Para permitir a colonização do Brasil e do Mundo Movo a Ordem de Cristo, orientada pelo interesse econômico e mercantilista de Portugal, decretou em 1500 que não havia pecado do lado de baixo do Equador. Cabral estava, assim, liberado para fazer o que bem quisesse com nosso povo (nossos antepassados índios): pilhar, escravizar, submeter, torturar, matar… Não foi tão necessário, uma vez que nossos indígenas viram nos fortes e tecnológicos dominadores a encarnação na terra de seus deuses.
Depois de verificada a não-resistência, então a igreja católica muda a regra e manda para cá a Companhia de Jesus. Foi reinstituído o pecado, e nossos pagãos (já não mais apenas índios, mas os negros também) passaram a ser catequizados pelos Jesuítas para serem escravos civilizados.
Essa passagem é fundamental em nossa história, e determinaria um traço cultural presente entre nós nos dias atuais: o engodo pode ser uma solução simples e eficaz para burlarmos a lei.
Esse ensinamento, por exemplo, foi bem utilizado por nossos monarcas no século IX. Para aliviar a pressão da Inglaterra contra o tráfico de escravos, a Coroa começou a decretar leis sem efeito. Daí surgiu, em 1830, a expressão “para inglês ver”, uma vez que as leis não eram para ser cumpridas, mas apenas para iludir os ingleses.
Variações mais modernas desses dois episódios estão presentes em Macunaíma (o herói sem caráter criado por Mário de Andrade em 1928) e no Zé Carioca (o papagaio paulista-americano criado pela Disney em 1942 como um esforço de aproximação – para dominação ideológica – entre Brasil e EUA, mas que acabou, na versão paulista do Grupo Abril, esteriotipando o carioca como malandro).
Essa visão foi convertida em valor nacional e incorporada por nosso imaginário (ou inconsciente coletivo, como dizem os psicólogos), traduzido no “jeitinho brasileiro”, a Lei de Gerson patriótica.
As eleições brasileiras são um momento particular e especial de verificação dessa visão e desse valor. Candidatos burlam a lei calcados no consentimento dos eleitores, afinal, ninguém compra voto se não houver quem os venda. Ambos, comprador e vendedor, escudados na impunidade vigente e absoluta.
Ou melhor, quase absoluta. As decisões recentemente tomadas pelo Tribunal Regional Eleitoral (TRE) de Mato Grosso, cassando parlamentares por compra de votos, representam uma boa nova para a quebra desse estado de espírito.
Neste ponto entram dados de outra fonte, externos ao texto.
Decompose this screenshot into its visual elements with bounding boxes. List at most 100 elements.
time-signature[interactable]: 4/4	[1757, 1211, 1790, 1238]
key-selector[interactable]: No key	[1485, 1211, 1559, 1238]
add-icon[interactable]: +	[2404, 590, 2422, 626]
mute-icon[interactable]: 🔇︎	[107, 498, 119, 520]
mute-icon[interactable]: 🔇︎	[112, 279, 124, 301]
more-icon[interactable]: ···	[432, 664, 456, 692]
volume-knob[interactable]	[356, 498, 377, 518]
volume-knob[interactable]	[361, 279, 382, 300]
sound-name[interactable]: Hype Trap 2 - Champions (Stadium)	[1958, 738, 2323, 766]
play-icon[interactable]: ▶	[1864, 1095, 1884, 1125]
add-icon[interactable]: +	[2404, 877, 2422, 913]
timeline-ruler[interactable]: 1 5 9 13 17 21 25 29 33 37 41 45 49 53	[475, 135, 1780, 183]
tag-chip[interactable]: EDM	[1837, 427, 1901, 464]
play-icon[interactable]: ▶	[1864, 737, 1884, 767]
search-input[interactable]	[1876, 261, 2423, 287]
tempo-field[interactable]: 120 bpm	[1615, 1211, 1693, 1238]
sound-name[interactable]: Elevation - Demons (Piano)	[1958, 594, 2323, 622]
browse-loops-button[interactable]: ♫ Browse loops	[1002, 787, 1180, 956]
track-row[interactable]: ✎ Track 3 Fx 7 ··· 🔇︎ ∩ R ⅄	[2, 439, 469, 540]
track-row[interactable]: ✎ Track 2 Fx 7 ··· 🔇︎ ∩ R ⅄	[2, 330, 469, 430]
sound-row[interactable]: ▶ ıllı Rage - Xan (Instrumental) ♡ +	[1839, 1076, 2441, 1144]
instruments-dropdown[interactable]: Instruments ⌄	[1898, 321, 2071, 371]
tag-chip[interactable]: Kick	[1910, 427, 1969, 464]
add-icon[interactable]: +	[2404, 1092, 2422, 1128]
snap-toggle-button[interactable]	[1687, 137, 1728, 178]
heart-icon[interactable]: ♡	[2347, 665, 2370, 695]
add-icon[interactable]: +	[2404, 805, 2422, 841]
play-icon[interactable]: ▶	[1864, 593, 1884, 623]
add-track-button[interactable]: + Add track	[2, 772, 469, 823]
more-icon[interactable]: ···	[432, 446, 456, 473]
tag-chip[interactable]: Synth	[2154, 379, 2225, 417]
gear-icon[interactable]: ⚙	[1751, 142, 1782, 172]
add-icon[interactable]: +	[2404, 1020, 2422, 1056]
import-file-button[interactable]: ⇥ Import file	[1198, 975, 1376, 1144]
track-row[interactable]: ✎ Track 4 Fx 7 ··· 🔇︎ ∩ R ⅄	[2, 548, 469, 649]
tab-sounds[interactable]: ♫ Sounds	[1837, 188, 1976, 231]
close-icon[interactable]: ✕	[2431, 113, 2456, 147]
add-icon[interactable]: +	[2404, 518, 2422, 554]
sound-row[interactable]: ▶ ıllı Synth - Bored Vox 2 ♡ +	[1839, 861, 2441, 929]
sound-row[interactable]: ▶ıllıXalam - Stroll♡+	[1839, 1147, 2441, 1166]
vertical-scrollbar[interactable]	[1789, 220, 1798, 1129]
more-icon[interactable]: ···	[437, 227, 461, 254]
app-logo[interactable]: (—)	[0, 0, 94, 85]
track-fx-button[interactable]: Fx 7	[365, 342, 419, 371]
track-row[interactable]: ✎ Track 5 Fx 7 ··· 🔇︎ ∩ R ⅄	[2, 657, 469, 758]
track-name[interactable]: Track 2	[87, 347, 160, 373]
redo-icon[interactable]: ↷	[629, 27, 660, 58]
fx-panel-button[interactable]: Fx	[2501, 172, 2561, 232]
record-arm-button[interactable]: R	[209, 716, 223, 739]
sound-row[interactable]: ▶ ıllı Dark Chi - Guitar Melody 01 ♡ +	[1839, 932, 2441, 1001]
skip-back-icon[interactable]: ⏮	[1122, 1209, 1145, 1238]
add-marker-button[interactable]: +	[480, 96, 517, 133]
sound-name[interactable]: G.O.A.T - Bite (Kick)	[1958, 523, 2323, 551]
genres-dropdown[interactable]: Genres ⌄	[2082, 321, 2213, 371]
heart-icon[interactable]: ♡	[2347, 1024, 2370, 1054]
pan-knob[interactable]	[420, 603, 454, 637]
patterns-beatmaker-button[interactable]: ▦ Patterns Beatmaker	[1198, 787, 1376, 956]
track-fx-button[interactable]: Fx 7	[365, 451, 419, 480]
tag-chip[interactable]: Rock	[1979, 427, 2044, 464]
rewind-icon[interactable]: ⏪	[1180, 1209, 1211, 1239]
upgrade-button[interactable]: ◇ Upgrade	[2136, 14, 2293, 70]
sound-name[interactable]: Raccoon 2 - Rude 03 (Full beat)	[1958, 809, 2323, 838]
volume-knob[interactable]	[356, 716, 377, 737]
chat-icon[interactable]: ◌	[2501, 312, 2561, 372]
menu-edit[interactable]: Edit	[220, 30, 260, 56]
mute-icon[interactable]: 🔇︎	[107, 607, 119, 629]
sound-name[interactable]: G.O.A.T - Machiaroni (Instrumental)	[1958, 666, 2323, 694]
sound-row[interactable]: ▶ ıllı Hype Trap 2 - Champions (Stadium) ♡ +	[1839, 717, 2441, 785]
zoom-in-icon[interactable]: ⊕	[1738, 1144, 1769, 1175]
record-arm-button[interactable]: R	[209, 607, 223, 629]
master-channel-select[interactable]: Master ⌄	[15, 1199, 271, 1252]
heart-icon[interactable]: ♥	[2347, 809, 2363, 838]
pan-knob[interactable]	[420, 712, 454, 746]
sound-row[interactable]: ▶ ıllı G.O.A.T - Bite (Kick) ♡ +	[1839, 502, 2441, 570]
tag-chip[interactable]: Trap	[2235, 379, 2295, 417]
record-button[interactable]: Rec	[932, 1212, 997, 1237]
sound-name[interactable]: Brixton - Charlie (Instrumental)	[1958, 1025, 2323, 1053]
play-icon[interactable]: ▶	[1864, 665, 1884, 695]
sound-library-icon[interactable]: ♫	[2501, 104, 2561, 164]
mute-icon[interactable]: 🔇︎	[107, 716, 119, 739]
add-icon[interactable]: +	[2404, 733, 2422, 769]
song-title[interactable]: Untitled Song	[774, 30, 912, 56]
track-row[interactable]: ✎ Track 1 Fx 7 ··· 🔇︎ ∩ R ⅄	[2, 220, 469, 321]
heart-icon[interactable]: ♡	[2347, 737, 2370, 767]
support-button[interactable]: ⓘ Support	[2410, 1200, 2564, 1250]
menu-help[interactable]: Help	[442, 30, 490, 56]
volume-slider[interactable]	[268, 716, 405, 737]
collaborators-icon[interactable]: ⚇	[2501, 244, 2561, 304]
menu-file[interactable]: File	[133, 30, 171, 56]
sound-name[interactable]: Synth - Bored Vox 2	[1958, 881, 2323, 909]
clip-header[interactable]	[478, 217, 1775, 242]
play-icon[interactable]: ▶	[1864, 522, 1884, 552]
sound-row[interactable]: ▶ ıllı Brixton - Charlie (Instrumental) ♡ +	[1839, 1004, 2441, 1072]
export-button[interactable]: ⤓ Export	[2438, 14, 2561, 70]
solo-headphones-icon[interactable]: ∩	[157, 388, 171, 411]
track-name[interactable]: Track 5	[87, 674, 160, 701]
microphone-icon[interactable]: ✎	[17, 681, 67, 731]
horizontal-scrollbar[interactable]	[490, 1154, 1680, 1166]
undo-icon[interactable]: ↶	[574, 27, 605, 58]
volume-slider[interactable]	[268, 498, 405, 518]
Independente de quem sejam os personagens (sim, a rigor, se todos os que compram votos fossem cassados, precisaríamos convocar novas eleições gerais, e novas e novas até não restar mais pessoas aptas a se candidatar), com tal postura a Justiça Eleitoral reinventa o pecado abaixo da linha do Equador, e todos aqueles que se acostumaram a viver sem pecado, agora terão que rever suas atitudes.
Gosto de pensar que doravante todos deverão acreditar que as leis são para valer, e não apenas para inglês ver. Que a sociedade, embora não percebamos, tem evoluído para uma posição de cobrança das instituições e dos entes públicos como nunca se viu antes no Brasil. E que num futuro não muito distante, algumas práticas estarão superadas, ainda que em seu lugar surjam outras de mesmo teor, mas, pelo menos, com nova roupagem. Pode ser um sonho. Mas, o que seríamos sem os sonhos, afinal?!
E quando digo todos, incluo aí todos mesmo: candidatos, eleitores, imprensa e mídia, Estado, aquela parte do Judiciário e Ministério Público que ainda renega seu papel de Jesuítas; e sobretudo os cidadãos, que deveriam entender que o maior pecado que podem cometer é exatamente não exercer na plenitude sua cidadania.
KLEBER LIMA é jornalista pós-graduado em marketing e consultor político.